By Rabbi Adina Lewittes
My Bubbie taught me you can always add another cup of water to the soup. My mother taught me there’s always room for another chair at the table. Covid-19 taught me that it’s always possible to add another square to the Zoom.
While the pandemic has been confounding and unsettling to so many individuals and communities, to others like us at Sha’ar – an innovative Jewish community offering diverse gateways into Jewish life – it has brought greater clarity and conviction around who we are, what we care about, and how we’re capable of achieving our goals. One area that’s enjoyed a particularly robust infusion of energy and imagination has been our commitment to partnerships and collaborations across the Jewish landscape.
When most synagogue’s preparations for the High Holy Days were focused on finding the right production team to create engaging virtual services, not every congregation was blessed with the means to effectively gather online. Some lacked the budget; some lacked the know-how; some lacked the structure. In response to a small congregation on Fire Island, B’nai Saltaire, who were struggling to figure out how to gather for those most special of days, we offered to share with them our online bimah. Providing another community the opportunity to lead part of our service was not just a way for us to offer them support; it was a powerful expression of Jewish communal solidarity and a model for other opportunities occasioned not only by need, but by imagination.

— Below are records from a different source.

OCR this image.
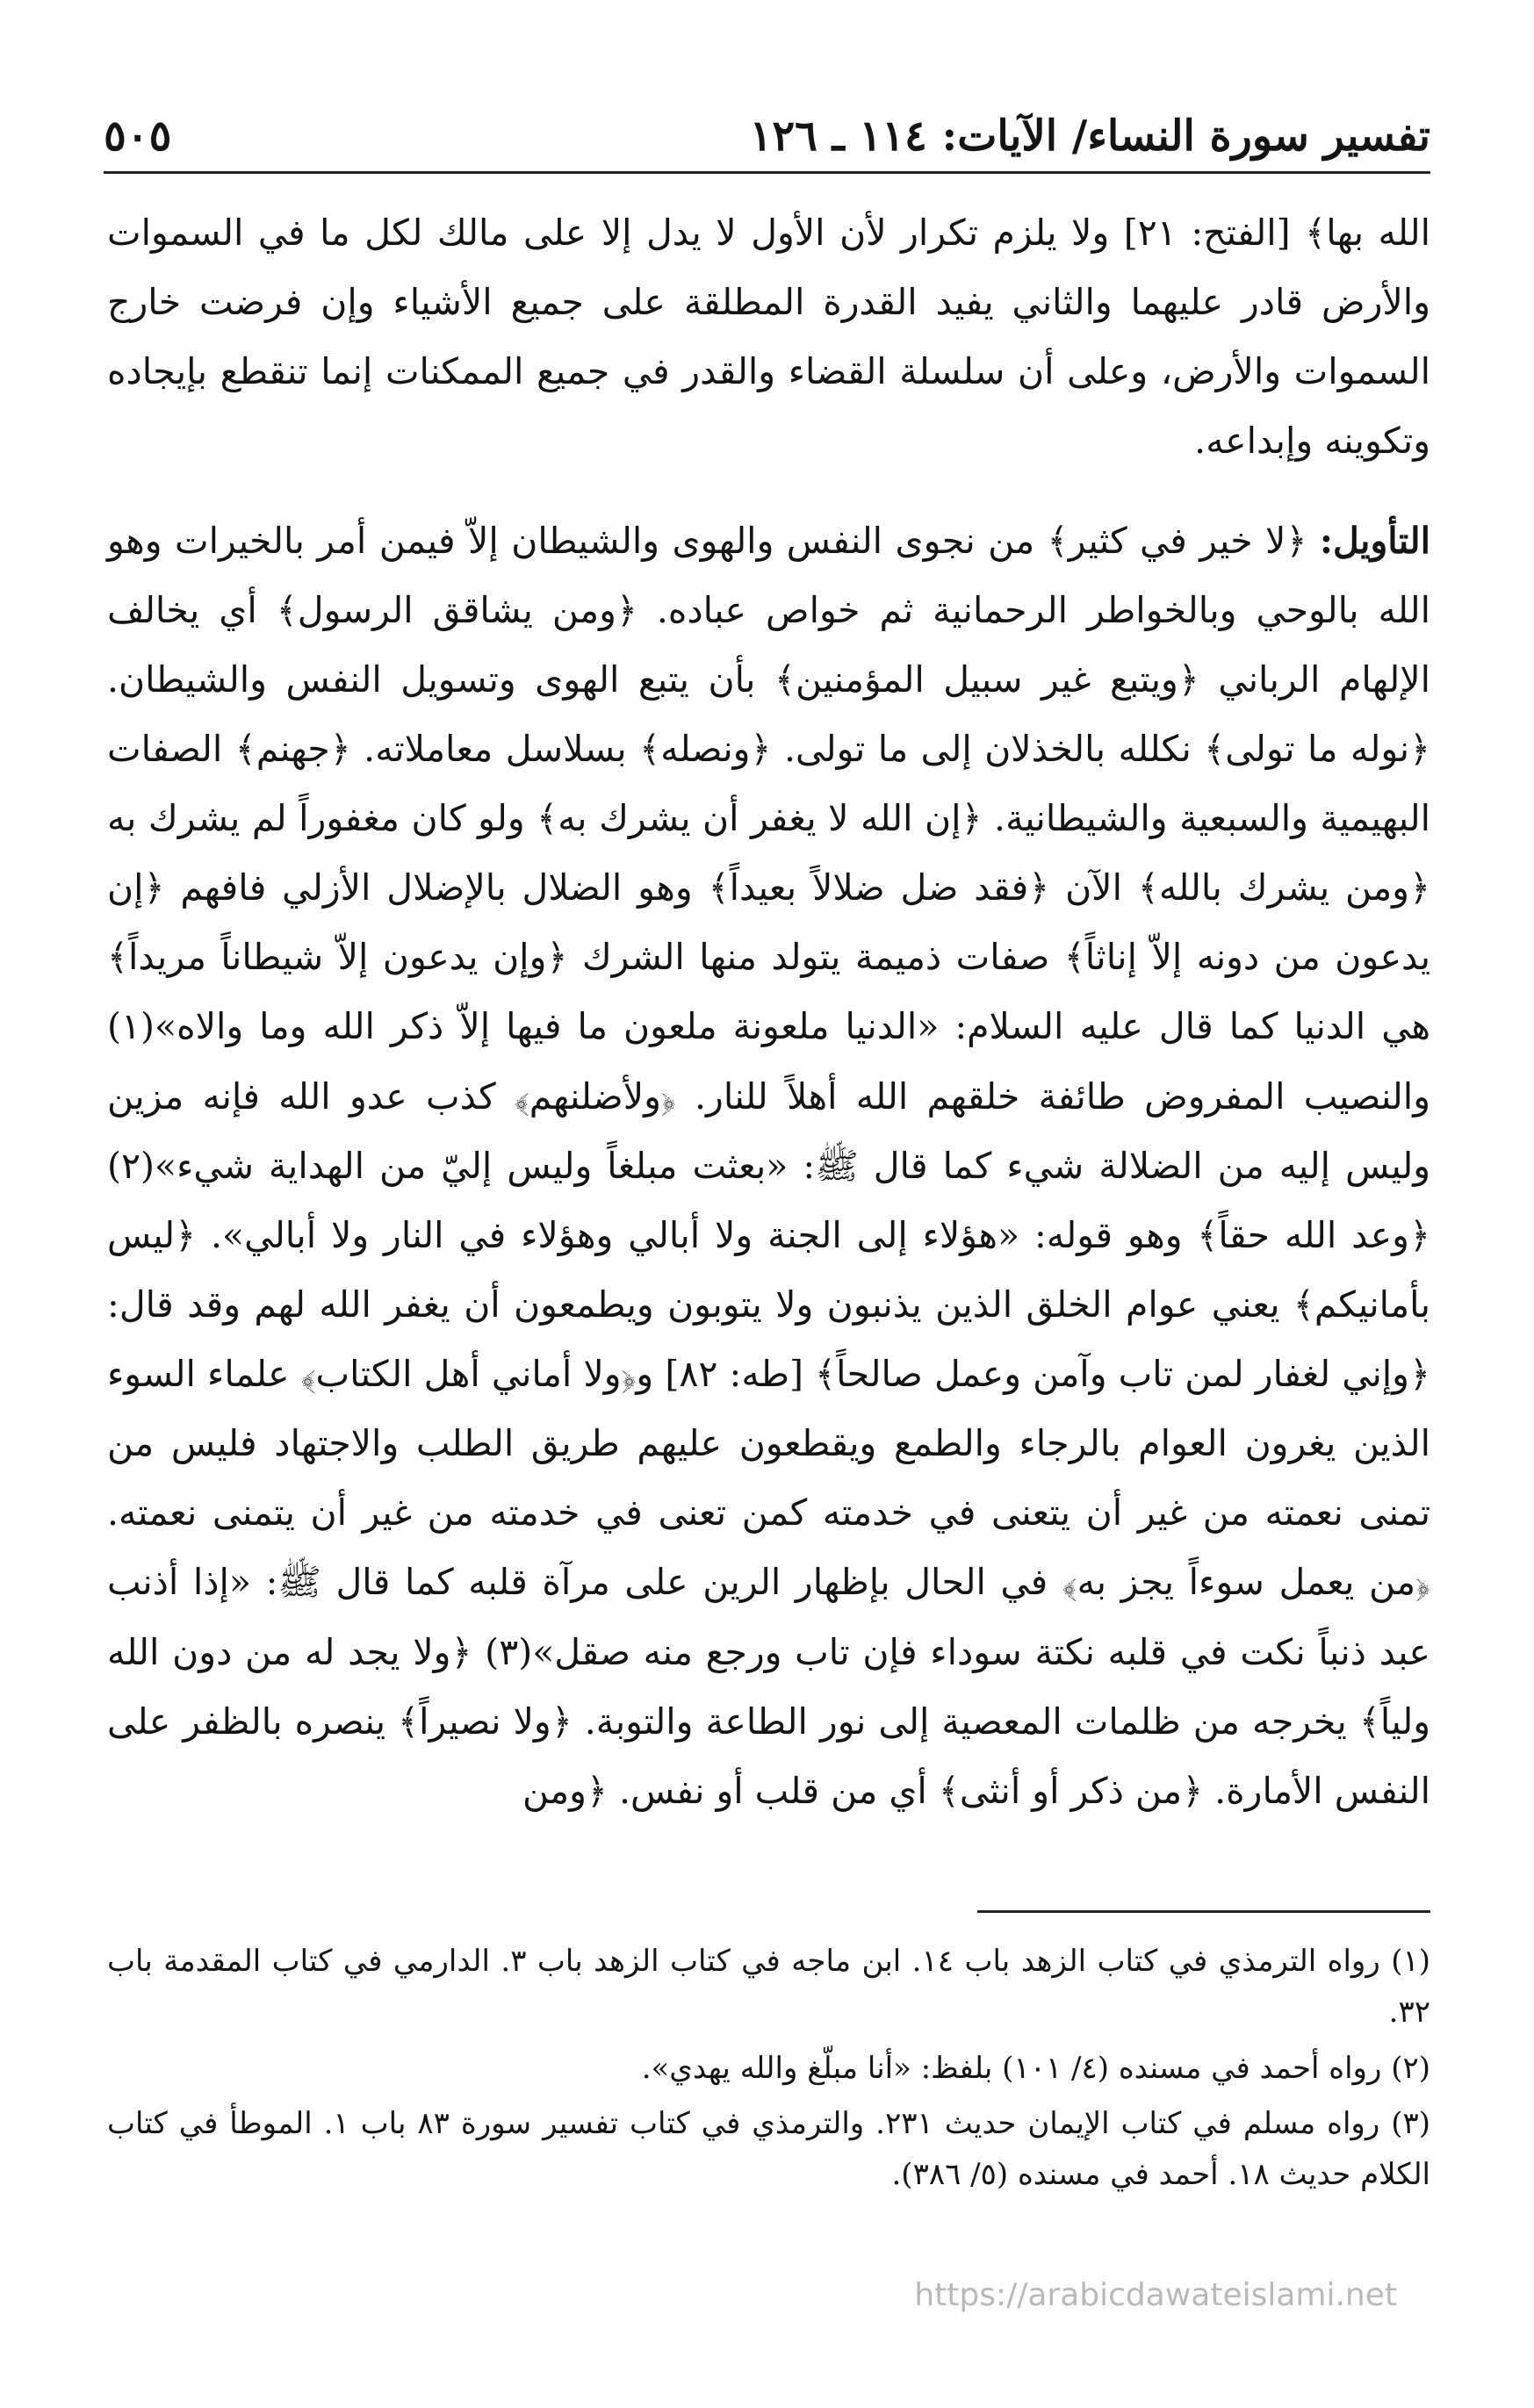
تفسير سورة النساء/ الآيات: ١١٤ ـ ١٢٦
٥٠٥

الله بها﴾ [الفتح: ٢١] ولا يلزم تكرار لأن الأول لا يدل إلا على مالك لكل ما في السموات والأرض قادر عليهما والثاني يفيد القدرة المطلقة على جميع الأشياء وإن فرضت خارج السموات والأرض، وعلى أن سلسلة القضاء والقدر في جميع الممكنات إنما تنقطع بإيجاده وتكوينه وإبداعه.

التأويل: ﴿لا خير في كثير﴾ من نجوى النفس والهوى والشيطان إلاّ فيمن أمر بالخيرات وهو الله بالوحي وبالخواطر الرحمانية ثم خواص عباده. ﴿ومن يشاقق الرسول﴾ أي يخالف الإلهام الرباني ﴿ويتبع غير سبيل المؤمنين﴾ بأن يتبع الهوى وتسويل النفس والشيطان. ﴿نوله ما تولى﴾ نكلله بالخذلان إلى ما تولى. ﴿ونصله﴾ بسلاسل معاملاته. ﴿جهنم﴾ الصفات البهيمية والسبعية والشيطانية. ﴿إن الله لا يغفر أن يشرك به﴾ ولو كان مغفوراً لم يشرك به ﴿ومن يشرك بالله﴾ الآن ﴿فقد ضل ضلالاً بعيداً﴾ وهو الضلال بالإضلال الأزلي فافهم ﴿إن يدعون من دونه إلاّ إناثاً﴾ صفات ذميمة يتولد منها الشرك ﴿وإن يدعون إلاّ شيطاناً مريداً﴾ هي الدنيا كما قال عليه السلام: «الدنيا ملعونة ملعون ما فيها إلاّ ذكر الله وما والاه»(١) والنصيب المفروض طائفة خلقهم الله أهلاً للنار. ﴿ولأضلنهم﴾ كذب عدو الله فإنه مزين وليس إليه من الضلالة شيء كما قال ﷺ: «بعثت مبلغاً وليس إليّ من الهداية شيء»(٢) ﴿وعد الله حقاً﴾ وهو قوله: «هؤلاء إلى الجنة ولا أبالي وهؤلاء في النار ولا أبالي». ﴿ليس بأمانيكم﴾ يعني عوام الخلق الذين يذنبون ولا يتوبون ويطمعون أن يغفر الله لهم وقد قال: ﴿وإني لغفار لمن تاب وآمن وعمل صالحاً﴾ [طه: ٨٢] و﴿ولا أماني أهل الكتاب﴾ علماء السوء الذين يغرون العوام بالرجاء والطمع ويقطعون عليهم طريق الطلب والاجتهاد فليس من تمنى نعمته من غير أن يتعنى في خدمته كمن تعنى في خدمته من غير أن يتمنى نعمته. ﴿من يعمل سوءاً يجز به﴾ في الحال بإظهار الرين على مرآة قلبه كما قال ﷺ: «إذا أذنب عبد ذنباً نكت في قلبه نكتة سوداء فإن تاب ورجع منه صقل»(٣) ﴿ولا يجد له من دون الله ولياً﴾ يخرجه من ظلمات المعصية إلى نور الطاعة والتوبة. ﴿ولا نصيراً﴾ ينصره بالظفر على النفس الأمارة. ﴿من ذكر أو أنثى﴾ أي من قلب أو نفس. ﴿ومن

(١) رواه الترمذي في كتاب الزهد باب ١٤. ابن ماجه في كتاب الزهد باب ٣. الدارمي في كتاب المقدمة باب ٣٢.

(٢) رواه أحمد في مسنده (٤/ ١٠١) بلفظ: «أنا مبلّغ والله يهدي».

(٣) رواه مسلم في كتاب الإيمان حديث ٢٣١. والترمذي في كتاب تفسير سورة ٨٣ باب ١. الموطأ في كتاب الكلام حديث ١٨. أحمد في مسنده (٥/ ٣٨٦).

https://arabicdawateislami.net
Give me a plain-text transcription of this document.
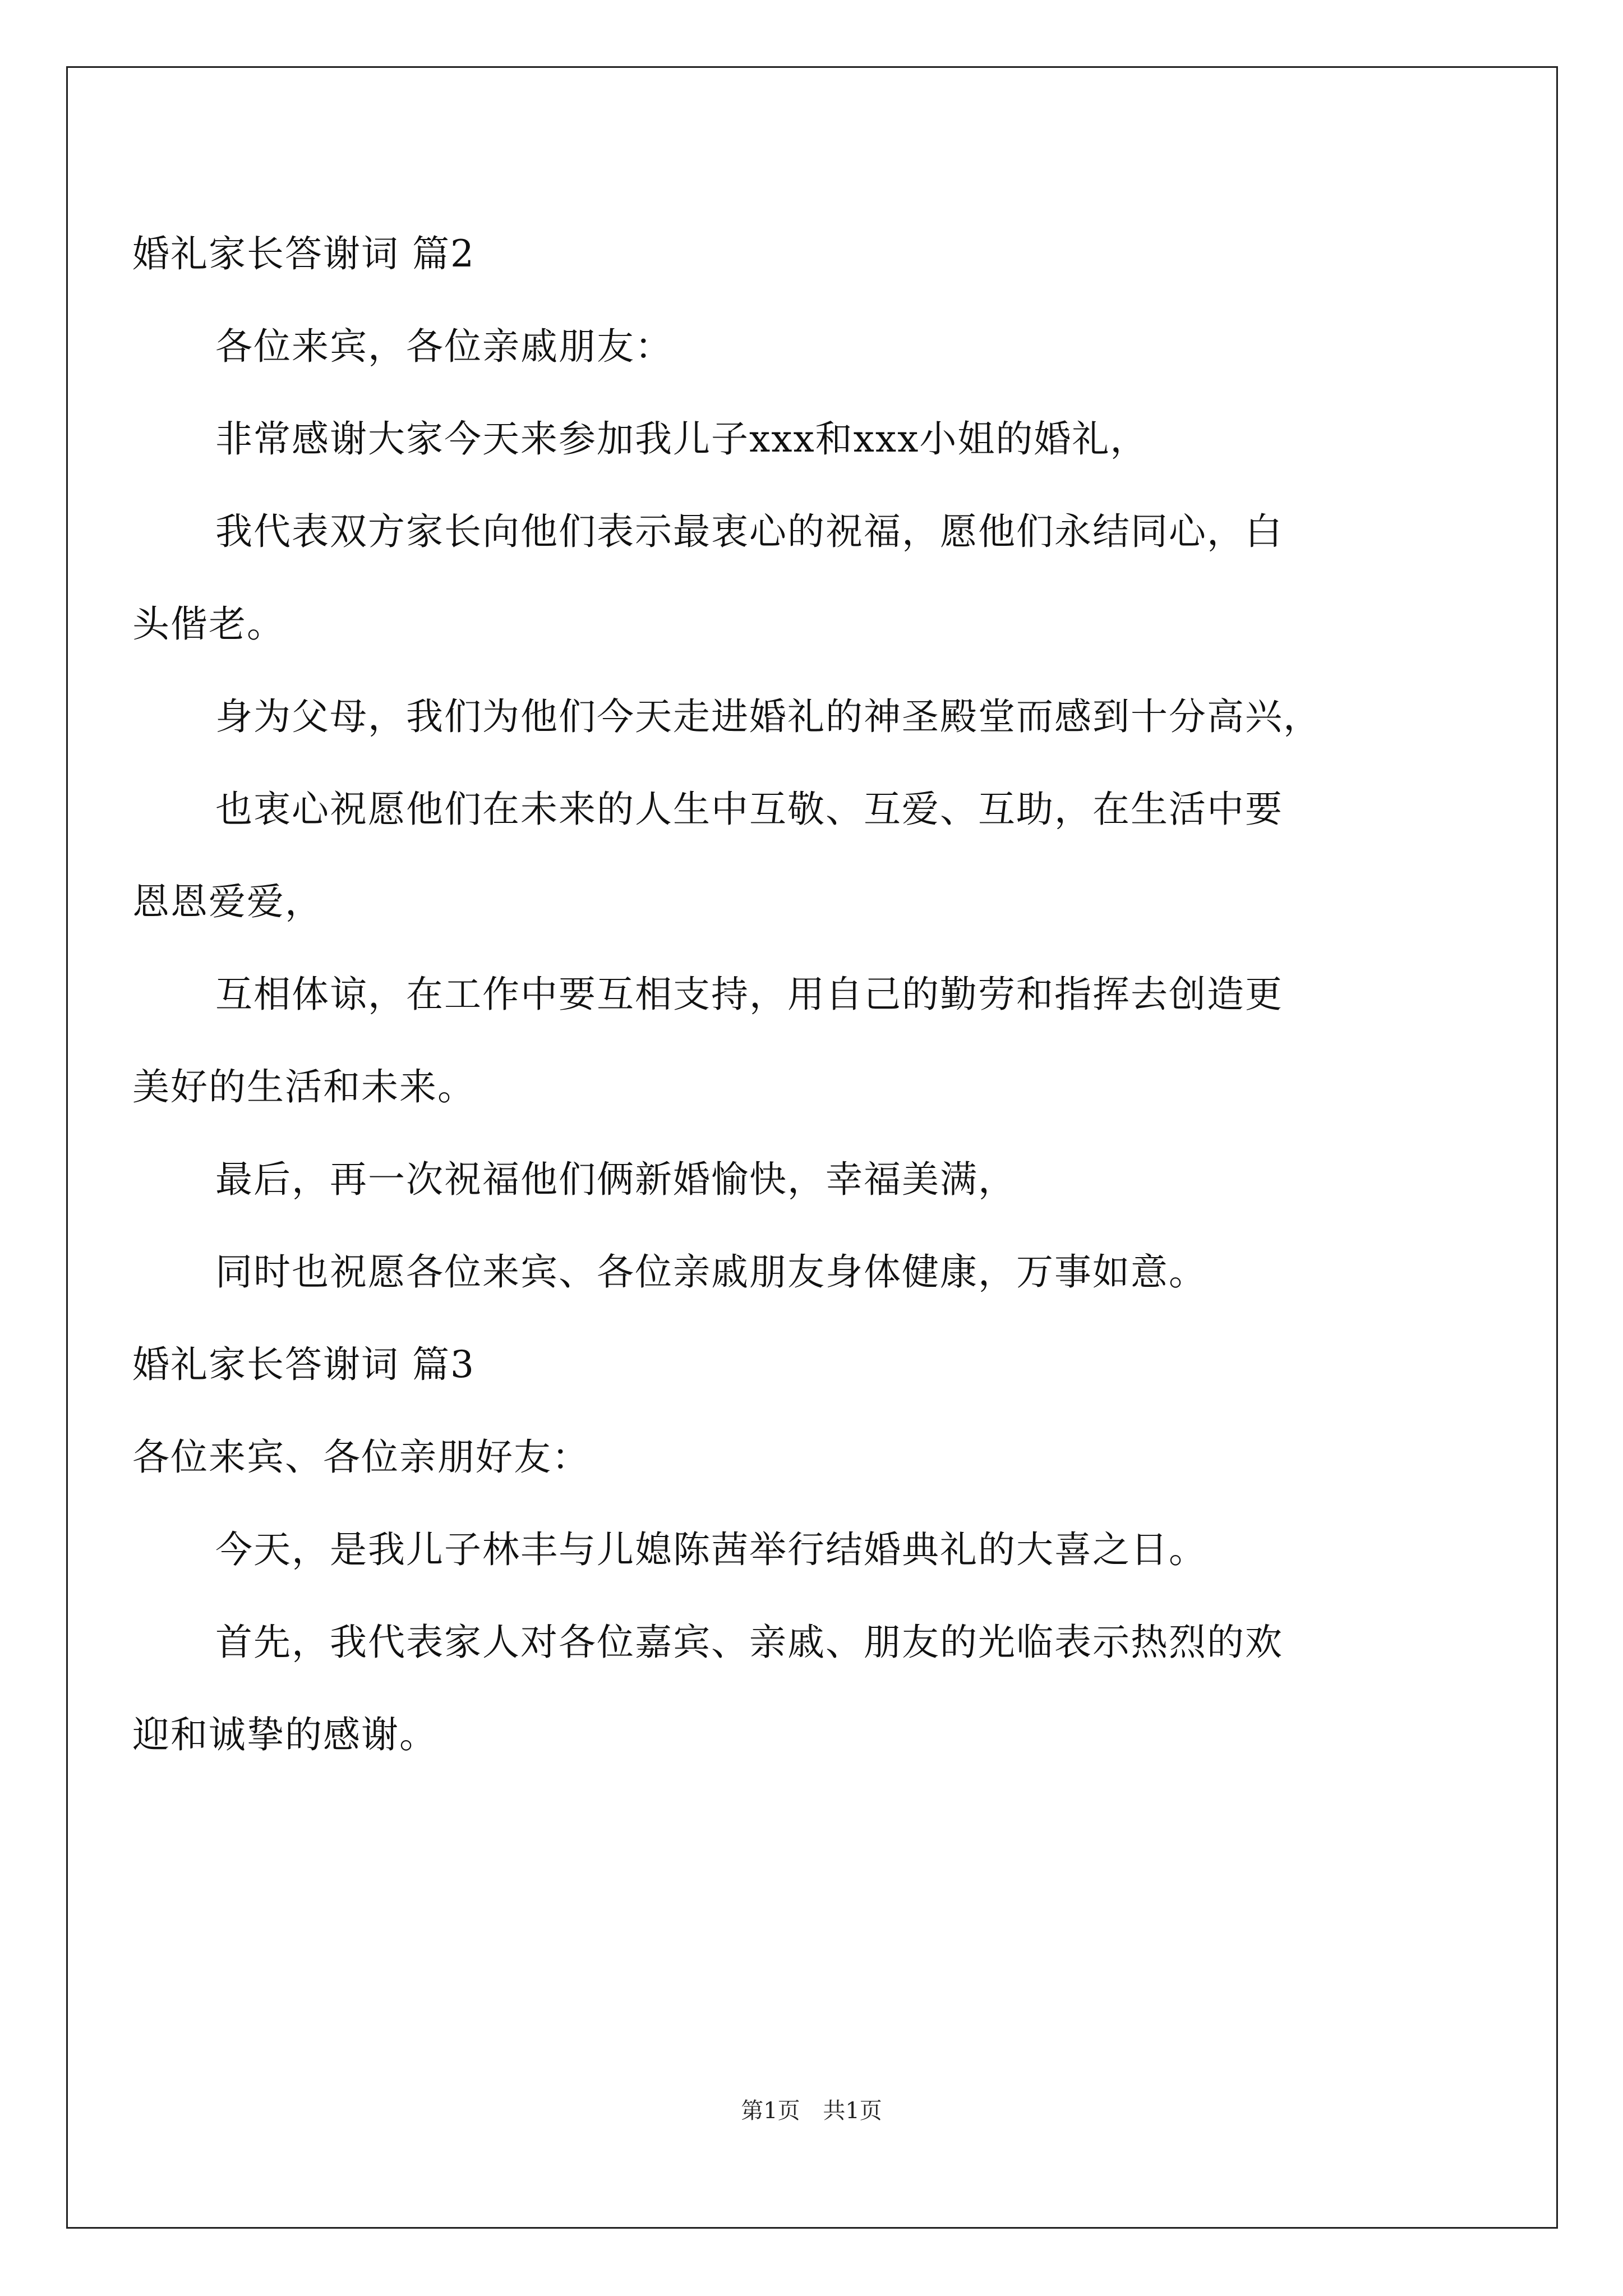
婚礼家长答谢词 篇2
各位来宾，各位亲戚朋友：
非常感谢大家今天来参加我儿子xxx和xxx小姐的婚礼，
我代表双方家长向他们表示最衷心的祝福，愿他们永结同心，白
头偕老。
身为父母，我们为他们今天走进婚礼的神圣殿堂而感到十分高兴，
也衷心祝愿他们在未来的人生中互敬、互爱、互助，在生活中要
恩恩爱爱，
互相体谅，在工作中要互相支持，用自己的勤劳和指挥去创造更
美好的生活和未来。
最后，再一次祝福他们俩新婚愉快，幸福美满，
同时也祝愿各位来宾、各位亲戚朋友身体健康，万事如意。
婚礼家长答谢词 篇3
各位来宾、各位亲朋好友：
今天，是我儿子林丰与儿媳陈茜举行结婚典礼的大喜之日。
首先，我代表家人对各位嘉宾、亲戚、朋友的光临表示热烈的欢
迎和诚挚的感谢。
第1页 共1页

When the 10.10.2020 launch of Countdown, a global climate-action initiative, coincided with Shabbat/Shmini Atzeret, Sha’ar’s core commitment to environmental sustainability demanded that we find a creative way to link up to this momentous worldwide event. Impossible to conceive of prior to the pandemic, we harnessed the possibilities of this moment by inviting five other communities from across the country to co-create and co-lead a climate-themed Shabbat and Festival service. Together with me and Sha’ar that day in our expanded virtual sanctuary were Rabbi Lizzi Heydemann and Rabbi Deena Cowans of Mishkan Chicago, Rabbi Jessica Kate Meyer of The Kitchen in San Francisco, Rabbi Arielle Lekach-Rosenberg of Shir Tikvah in Minneapolis, Rabbi Jennie Rosenn of Dayenu: A Jewish Call to Climate Action, and Reb Ezra Weinberg, as well as participants from across the continent. In this unprecedented, live, multi-community, online prayer service, we each led a different part of that day’s rich liturgy including Kohelet/Ecclesiastes, Hallel, Yizkor and Geshem/Prayer for Rain and infused them with themes relating to our connectedness to the earth and the urgency of climate action. It was transformational both in creating unimagined collaborations as well as in its collective spiritual prioritizing of our age’s most urgent existential crisis.
One feature of this crisis dramatically exposed by the pandemic is the ongoing tragedy of racial disparities in our country. It has prompted much-needed self-examination within the Jewish community and elsewhere regarding the extent to which our cultural and religious spaces are properly inclusive and diverse. This has also prompted our Sha’ar community to consider additional dimensions of Jewish pluralism that warrant more attention, namely, the Ashkenazi/Sephardi dimension. Once again, the times we’re living in, coupled with strategic and creative efforts, opened frontiers for us we could not have previously contemplated. Our growing partnership with Rav Haim Ovadia of Torah Ve’Ahava has brought together people from across North America representing progressive, Ashkenazi, post-denominational Judaism with those from an array of Sephardi, mostly Orthodox streams for exciting music-filled, story-rich and culinary-infused online adventures to Baghdad, Mumbai and Izmir with our Armchair Pilgrim Supper Club. One Orthodox Sephardi male rabbi and one gay, liberal female rabbi make a dynamic – and disruptive – duo!
The pandemic and its limitations will end. We’ll return to in-person, direct spiritual care and connection. And when we do, we’ll carry with us the wisdom of how we adapted and how we managed to stay rooted to our mission while we sheltered in our homes. But we also pledge to carry with us the inspiration and commitment borne of how we bonded to others more powerfully than ever while being separated from them, and how we stayed the course precisely by veering off onto some original and pathbreaking side-roads. While it seems far off yet, when this plague lifts, we’ll return not only to where we left each other last March; we’ll return to the potential of places we’ve yet to discover and relationships we’ve yet to spark, knowing that our sanctuaries and classrooms, lounges and social halls are made of ever expanding walls of Jewish connection and love – real and virtual.
So go ahead and pour another cup of water into the soup. Pull up another chair. Share another link.
Rabbi Adina Lewittes is the founding Rabbi of Sha’ar whose Va’ad is chaired by Scott Weiner.